SCOFIELD: We have a lot of folks who are friends — the struggle, as it has always been, is finding members of the House or Senate who are willing to champion the cause. By and large, we find that lots of offices are receptive to our messages and it’s not that difficult to get meetings with them. What’s difficult is to get members to go from being generally supportive to carrying the issue into a committee — to trade something to get something for the HIV/AIDS community. That’s always been the challenge. 2005 was the beginning of Ryan White CARE Act reauthorization, so we are in that part of the legislative cycle where there are more meetings going on and I think we’ve saturated the place with discussion on our issues.
MW: Abstinence-only HIV prevention efforts have continued to be a priority for this administration. What’s NASTAD’s position on that abstinence-only?
SCOFIELD: We feel that the funding ought to follow the science base and there is no science base for the abstinence-only approach. It just isn’t proven to work, and we should be investing money in programs for which there is some science base. It is very frustrating that [the government] found new money for [abstinence programs] every year at a time when the rest of the prevention programs are being cut. Those cuts are really starting to diminish the capacity of health departments to do the kind of prevention work that we need to do. We need to increase funds for prevention, not cut them.
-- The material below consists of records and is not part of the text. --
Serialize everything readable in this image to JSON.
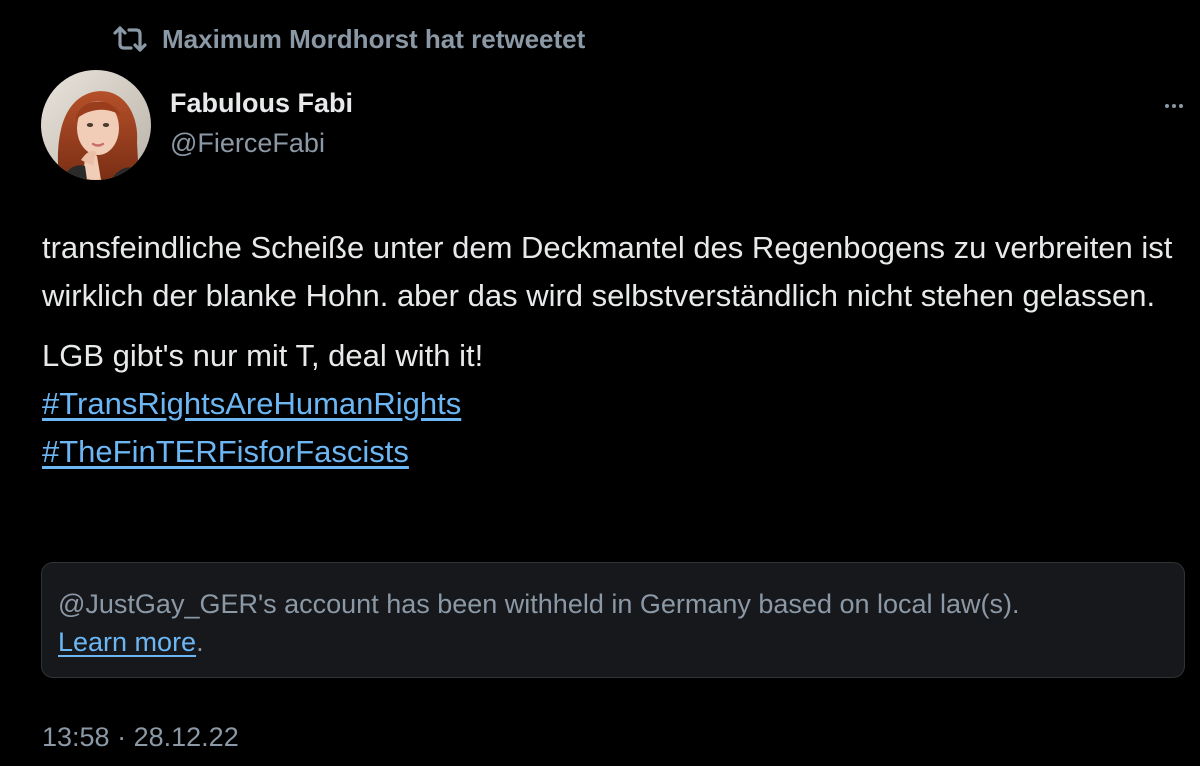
{
  "retweet": {
    "icon": "retweet-icon",
    "label": "Maximum Mordhorst hat retweetet"
  },
  "author": {
    "display_name": "Fabulous Fabi",
    "handle": "@FierceFabi",
    "avatar": "profile-photo"
  },
  "more_menu": {
    "icon": "more-horizontal-icon"
  },
  "tweet": {
    "paragraph1": "transfeindliche Scheiße unter dem Deckmantel des Regenbogens zu verbreiten ist wirklich der blanke Hohn. aber das wird selbstverständlich nicht stehen gelassen.",
    "line2": "LGB gibt's nur mit T, deal with it!",
    "hashtags": [
      "#TransRightsAreHumanRights",
      "#TheFinTERFisforFascists"
    ]
  },
  "notice": {
    "text": "@JustGay_GER's account has been withheld in Germany based on local law(s).",
    "link_label": "Learn more",
    "trailing": "."
  },
  "meta": {
    "time": "13:58",
    "separator": "·",
    "date": "28.12.22"
  },
  "colors": {
    "background": "#000000",
    "text_primary": "#e7e9ea",
    "text_secondary": "#8b98a5",
    "link": "#6cb6f4",
    "card_background": "#16181c",
    "card_border": "#2f3336"
  }
}
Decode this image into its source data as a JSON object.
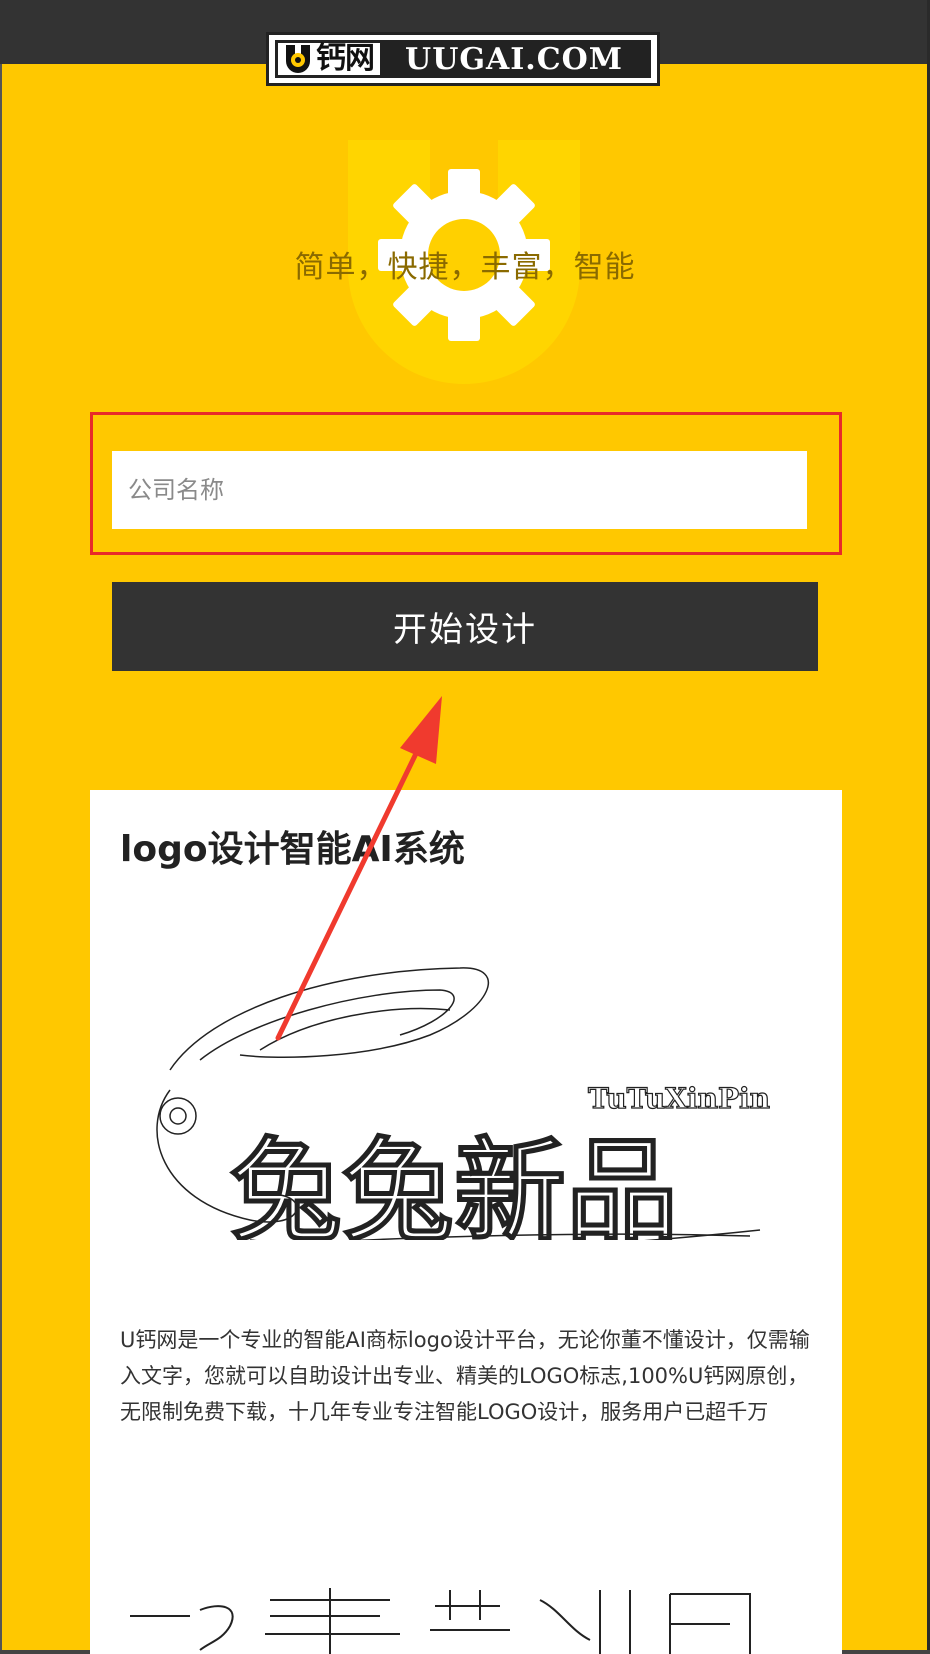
{
  "header": {
    "logo_cn": "钙网",
    "logo_en": "UUGAI.COM",
    "logo_badge_letter": "U"
  },
  "hero": {
    "tagline": "简单，快捷，丰富，智能"
  },
  "form": {
    "company_placeholder": "公司名称",
    "company_value": "",
    "start_button_label": "开始设计"
  },
  "card": {
    "title": "logo设计智能AI系统",
    "sample_logo_cn": "兔兔新品",
    "sample_logo_en": "TuTuXinPin",
    "description": "U钙网是一个专业的智能AI商标logo设计平台，无论你董不懂设计，仅需输入文字，您就可以自助设计出专业、精美的LOGO标志,100%U钙网原创，无限制免费下载，十几年专业专注智能LOGO设计，服务用户已超千万"
  },
  "colors": {
    "brand_yellow": "#FFC800",
    "dark": "#333333",
    "highlight_red": "#E82A2A",
    "annotation_arrow": "#F03A2E"
  },
  "icons": {
    "hero": "gear-icon",
    "header_badge": "gear-icon",
    "annotation": "arrow-annotation"
  }
}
So that’s very frustrating, that when there’s a new dollar to be found it’s been going to unproven abstinence-only programs as opposed to sound programs in the rest of the prevention portfolio.
MW: How do policy makers or politicians who advocate abstinence-only programs respond to the argument that if abstinence is postponing sexual activity until marriage then, by definition, gay communities are effectively left out under an abstinence-only prevention approach?
SCOFIELD: I don’t even think the conversation gets to that level. I think on the surface of things, the way things have worked recently [in Congress], if the funding request gets into the president’s budget, by and large he’s going to get it. I don’t think we’ve had that many forums where the conversation has gotten to that level of sophistication.
MW: On World AIDS Day this year, what do you believe is important for people to be thinking of in terms of the HIV epidemic, in particular for the gay community in the U.S.?
SCOFIELD: Gay men’s health and wellness is an incredible concern to me. That includes HIV, it includes sexually transmitted disease, it includes substance use, it includes mental health issues. It’s incredibly important for the gay community to mobilize around health and wellness for gay men in this country. It’s still incredibly important for white gay men, where we are still seeing increases in HIV infections, where we’re seeing syphilis outbreaks, where there is an incredible problem with crystal meth use. And all those things have also exacerbated the problems with HIV among African-American gay men and other gay men of color who also face stigma and potential discrimination. That’s where I would focus the message for World AIDS Day.